Are you struggling to squeeze that 60-minute yoga class into your day? Don't sweat it. (Literally.) Workouts with a capital "W" aren't the only way to add PersonalPoints™. Our daily routines are ripe with opportunities to get active, and every bit has benefits, explains Christi Smith, MS, a certified strength and conditioning specialist and an associate manager of science translation at WW. For example, research shows that something as simple as walking for two minutes after 20 minutes of sitting can improve resting blood pressure. So to help you get more action from your everyday activities, we turned to the fitness pros. Here are their top tips for making moves.

Find excuses to stand.

While standing may not feel like movement, research shows it can activate your whole body. Some ideas to get you out of your seat:

  • Take phone calls standing up.
  • Keep your most-used files in an overhead compartment, so you need to stand to reach them.
  • Get a sit-stand desk and use it in standing mode whenever you reply to emails.

Sneak in a below-the-desk workout.

If you work at a desk job, it might not surprise you that the average American spends nearly eight to 13 hours sitting every day. Break up any long bouts whenever you can; sitting less is linked to many health benefits—including reduced risks of heart disease and type 2 diabetes. Get up to refill your water bottle, say hi to a colleague, or grab a snack. Even small movements, like foot circles, can help get your circulation pumping: Sit up straight and squeeze in your stomach as you lift up on your toes to tighten your calves if you can't get up and move around. (This can also help with posture!) Work the calf muscles further by stretching your leg and pointing your toes forward and backward 20 times, then make circles with your foot 20 times. Repeat with the other leg.

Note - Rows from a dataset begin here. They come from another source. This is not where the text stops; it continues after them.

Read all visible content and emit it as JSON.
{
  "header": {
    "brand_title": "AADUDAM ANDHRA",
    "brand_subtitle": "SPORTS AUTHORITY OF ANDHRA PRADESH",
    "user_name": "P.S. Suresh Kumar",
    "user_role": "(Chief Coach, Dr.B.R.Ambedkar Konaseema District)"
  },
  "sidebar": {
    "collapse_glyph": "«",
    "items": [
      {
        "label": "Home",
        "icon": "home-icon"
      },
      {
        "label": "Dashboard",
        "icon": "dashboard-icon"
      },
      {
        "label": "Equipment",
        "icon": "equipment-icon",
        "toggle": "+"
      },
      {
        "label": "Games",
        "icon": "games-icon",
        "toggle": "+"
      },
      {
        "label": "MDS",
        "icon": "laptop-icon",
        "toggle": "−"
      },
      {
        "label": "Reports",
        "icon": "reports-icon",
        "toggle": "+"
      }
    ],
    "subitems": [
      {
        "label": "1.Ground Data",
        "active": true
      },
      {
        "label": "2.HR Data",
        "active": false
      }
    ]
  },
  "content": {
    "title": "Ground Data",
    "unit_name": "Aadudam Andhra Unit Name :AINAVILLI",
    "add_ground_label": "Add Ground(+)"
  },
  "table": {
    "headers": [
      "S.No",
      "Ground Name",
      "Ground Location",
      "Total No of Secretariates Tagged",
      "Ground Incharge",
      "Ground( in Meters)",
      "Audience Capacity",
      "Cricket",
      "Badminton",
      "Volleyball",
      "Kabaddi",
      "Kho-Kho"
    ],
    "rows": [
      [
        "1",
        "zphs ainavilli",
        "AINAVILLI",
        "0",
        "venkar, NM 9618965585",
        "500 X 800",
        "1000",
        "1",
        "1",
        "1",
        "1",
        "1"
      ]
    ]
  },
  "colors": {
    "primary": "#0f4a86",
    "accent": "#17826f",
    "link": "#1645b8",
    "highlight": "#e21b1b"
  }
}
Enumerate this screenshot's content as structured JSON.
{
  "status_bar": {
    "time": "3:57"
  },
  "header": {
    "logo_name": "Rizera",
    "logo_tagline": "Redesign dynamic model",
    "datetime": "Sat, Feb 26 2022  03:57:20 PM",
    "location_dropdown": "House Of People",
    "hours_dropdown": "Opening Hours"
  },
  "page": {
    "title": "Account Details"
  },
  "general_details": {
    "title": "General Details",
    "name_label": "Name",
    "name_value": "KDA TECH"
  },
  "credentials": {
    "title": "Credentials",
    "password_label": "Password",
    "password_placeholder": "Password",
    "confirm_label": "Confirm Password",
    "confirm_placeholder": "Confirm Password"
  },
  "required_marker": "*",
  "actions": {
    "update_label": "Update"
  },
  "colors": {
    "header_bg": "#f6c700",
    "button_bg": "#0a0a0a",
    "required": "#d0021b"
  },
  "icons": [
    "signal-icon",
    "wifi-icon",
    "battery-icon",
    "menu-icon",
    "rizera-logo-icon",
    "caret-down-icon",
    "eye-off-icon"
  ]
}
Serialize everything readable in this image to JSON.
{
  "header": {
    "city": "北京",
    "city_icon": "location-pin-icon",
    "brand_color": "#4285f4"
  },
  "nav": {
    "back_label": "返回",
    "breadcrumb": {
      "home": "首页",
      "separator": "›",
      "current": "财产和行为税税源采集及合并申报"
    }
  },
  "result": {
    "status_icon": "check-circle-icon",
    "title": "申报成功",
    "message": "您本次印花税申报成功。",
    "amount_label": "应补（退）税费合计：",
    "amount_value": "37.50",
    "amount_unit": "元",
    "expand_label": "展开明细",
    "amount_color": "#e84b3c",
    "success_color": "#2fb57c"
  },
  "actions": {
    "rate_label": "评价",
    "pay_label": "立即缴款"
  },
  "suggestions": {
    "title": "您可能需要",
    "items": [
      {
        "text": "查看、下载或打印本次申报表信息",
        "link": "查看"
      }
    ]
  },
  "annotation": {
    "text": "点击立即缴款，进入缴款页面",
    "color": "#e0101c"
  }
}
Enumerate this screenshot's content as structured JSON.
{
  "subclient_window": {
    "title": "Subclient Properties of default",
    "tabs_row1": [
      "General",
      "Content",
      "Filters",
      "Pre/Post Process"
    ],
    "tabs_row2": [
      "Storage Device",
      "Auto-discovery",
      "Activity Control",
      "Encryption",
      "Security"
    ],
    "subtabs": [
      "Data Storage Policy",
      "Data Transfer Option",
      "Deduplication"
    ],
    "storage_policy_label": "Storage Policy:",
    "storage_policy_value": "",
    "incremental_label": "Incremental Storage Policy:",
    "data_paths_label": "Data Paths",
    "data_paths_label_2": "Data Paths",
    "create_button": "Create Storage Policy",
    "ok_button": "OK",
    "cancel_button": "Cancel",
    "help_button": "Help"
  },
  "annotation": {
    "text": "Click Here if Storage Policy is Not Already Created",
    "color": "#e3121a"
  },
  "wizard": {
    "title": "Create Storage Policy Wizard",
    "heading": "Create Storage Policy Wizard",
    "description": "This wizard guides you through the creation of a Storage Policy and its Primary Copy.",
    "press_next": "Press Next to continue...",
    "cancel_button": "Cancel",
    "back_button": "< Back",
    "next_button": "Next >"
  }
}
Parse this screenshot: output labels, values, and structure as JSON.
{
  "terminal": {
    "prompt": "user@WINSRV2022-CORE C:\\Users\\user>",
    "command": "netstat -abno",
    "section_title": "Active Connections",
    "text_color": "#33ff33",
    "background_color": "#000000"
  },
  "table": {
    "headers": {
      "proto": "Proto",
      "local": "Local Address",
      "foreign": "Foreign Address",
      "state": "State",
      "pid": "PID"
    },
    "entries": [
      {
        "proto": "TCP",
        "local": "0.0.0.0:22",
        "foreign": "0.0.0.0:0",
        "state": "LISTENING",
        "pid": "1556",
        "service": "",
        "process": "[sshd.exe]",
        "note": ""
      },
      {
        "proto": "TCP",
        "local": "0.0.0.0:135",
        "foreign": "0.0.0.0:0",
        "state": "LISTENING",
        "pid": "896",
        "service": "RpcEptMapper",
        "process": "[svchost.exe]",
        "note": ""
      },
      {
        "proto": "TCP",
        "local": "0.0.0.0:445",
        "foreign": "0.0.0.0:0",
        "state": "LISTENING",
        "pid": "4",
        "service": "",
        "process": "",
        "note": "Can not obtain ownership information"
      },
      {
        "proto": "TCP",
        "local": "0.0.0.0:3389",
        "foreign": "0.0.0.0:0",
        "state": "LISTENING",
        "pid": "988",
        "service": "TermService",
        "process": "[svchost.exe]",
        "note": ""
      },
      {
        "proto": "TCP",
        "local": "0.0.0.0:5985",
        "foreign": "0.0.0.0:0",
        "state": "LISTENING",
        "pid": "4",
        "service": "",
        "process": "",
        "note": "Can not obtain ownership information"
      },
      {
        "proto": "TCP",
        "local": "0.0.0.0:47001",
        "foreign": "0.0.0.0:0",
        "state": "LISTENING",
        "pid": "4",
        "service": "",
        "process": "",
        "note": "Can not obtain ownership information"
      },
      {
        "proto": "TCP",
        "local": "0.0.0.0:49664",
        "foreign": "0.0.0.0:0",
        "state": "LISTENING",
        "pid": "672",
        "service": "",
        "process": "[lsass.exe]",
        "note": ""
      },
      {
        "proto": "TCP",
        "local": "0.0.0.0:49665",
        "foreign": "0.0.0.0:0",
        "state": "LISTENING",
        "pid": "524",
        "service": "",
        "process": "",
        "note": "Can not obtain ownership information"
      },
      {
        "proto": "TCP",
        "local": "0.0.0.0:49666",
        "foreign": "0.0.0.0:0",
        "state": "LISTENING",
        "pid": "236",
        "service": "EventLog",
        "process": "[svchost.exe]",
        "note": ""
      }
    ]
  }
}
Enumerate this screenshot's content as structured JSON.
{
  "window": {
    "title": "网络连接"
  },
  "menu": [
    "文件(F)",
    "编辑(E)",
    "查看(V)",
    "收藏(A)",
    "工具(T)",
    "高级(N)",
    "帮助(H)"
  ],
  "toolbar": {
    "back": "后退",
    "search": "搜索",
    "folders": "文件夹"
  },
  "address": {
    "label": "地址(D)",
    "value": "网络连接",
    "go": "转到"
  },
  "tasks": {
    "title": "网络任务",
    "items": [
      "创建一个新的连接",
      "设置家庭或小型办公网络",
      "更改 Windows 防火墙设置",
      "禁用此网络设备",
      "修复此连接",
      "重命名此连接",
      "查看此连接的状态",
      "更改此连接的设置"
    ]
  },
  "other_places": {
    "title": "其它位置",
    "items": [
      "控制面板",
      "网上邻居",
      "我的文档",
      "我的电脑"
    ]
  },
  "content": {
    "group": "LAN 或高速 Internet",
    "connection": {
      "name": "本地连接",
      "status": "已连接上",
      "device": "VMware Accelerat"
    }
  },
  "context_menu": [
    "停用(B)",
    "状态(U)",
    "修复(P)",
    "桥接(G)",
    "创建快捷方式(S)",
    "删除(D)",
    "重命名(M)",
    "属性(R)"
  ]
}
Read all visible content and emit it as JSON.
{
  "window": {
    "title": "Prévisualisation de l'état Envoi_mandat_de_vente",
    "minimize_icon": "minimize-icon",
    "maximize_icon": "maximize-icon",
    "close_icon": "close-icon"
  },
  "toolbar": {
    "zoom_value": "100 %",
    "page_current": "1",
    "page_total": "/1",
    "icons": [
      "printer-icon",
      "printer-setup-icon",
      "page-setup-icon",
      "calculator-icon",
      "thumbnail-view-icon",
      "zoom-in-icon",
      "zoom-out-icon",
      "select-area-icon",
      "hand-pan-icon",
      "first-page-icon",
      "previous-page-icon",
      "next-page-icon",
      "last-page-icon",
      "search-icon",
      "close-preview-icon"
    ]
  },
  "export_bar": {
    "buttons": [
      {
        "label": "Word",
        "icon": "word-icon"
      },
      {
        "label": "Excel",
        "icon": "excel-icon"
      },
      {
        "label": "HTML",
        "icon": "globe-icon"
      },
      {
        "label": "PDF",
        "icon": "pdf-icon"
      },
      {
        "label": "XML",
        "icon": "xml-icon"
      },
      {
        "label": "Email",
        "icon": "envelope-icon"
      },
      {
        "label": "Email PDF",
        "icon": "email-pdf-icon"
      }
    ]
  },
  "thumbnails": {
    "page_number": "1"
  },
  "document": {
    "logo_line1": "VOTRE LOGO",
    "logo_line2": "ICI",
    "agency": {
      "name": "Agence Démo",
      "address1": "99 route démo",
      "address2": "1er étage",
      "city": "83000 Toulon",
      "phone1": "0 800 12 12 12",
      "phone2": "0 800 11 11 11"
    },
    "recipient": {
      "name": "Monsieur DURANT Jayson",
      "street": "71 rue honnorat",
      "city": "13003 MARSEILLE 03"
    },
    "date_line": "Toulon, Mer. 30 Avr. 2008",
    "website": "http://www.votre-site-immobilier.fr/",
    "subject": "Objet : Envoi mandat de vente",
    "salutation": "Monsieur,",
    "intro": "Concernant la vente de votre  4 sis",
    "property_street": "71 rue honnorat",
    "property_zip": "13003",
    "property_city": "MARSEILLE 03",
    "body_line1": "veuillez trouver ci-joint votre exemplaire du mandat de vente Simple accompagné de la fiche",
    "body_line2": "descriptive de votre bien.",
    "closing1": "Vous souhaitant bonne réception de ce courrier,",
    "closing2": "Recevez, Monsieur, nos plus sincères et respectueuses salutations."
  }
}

Schedule a moving meeting.

Take stock of your upcoming calendar invites and see if you can take any meetings on the go. (Stash a pair of sneakers under your desk or in your car for those spontaneous moments.) If you work from home, call in from your cell phone while walking around your neighborhood.

Switch off your camera to stretch.

Some days you might not be able to take a walking meeting or do laps around the block, and that's OK, Smith says. However, if you can't leave your desk, consider deeming one or two meetings audio-only to get in some desk stretches while you listen.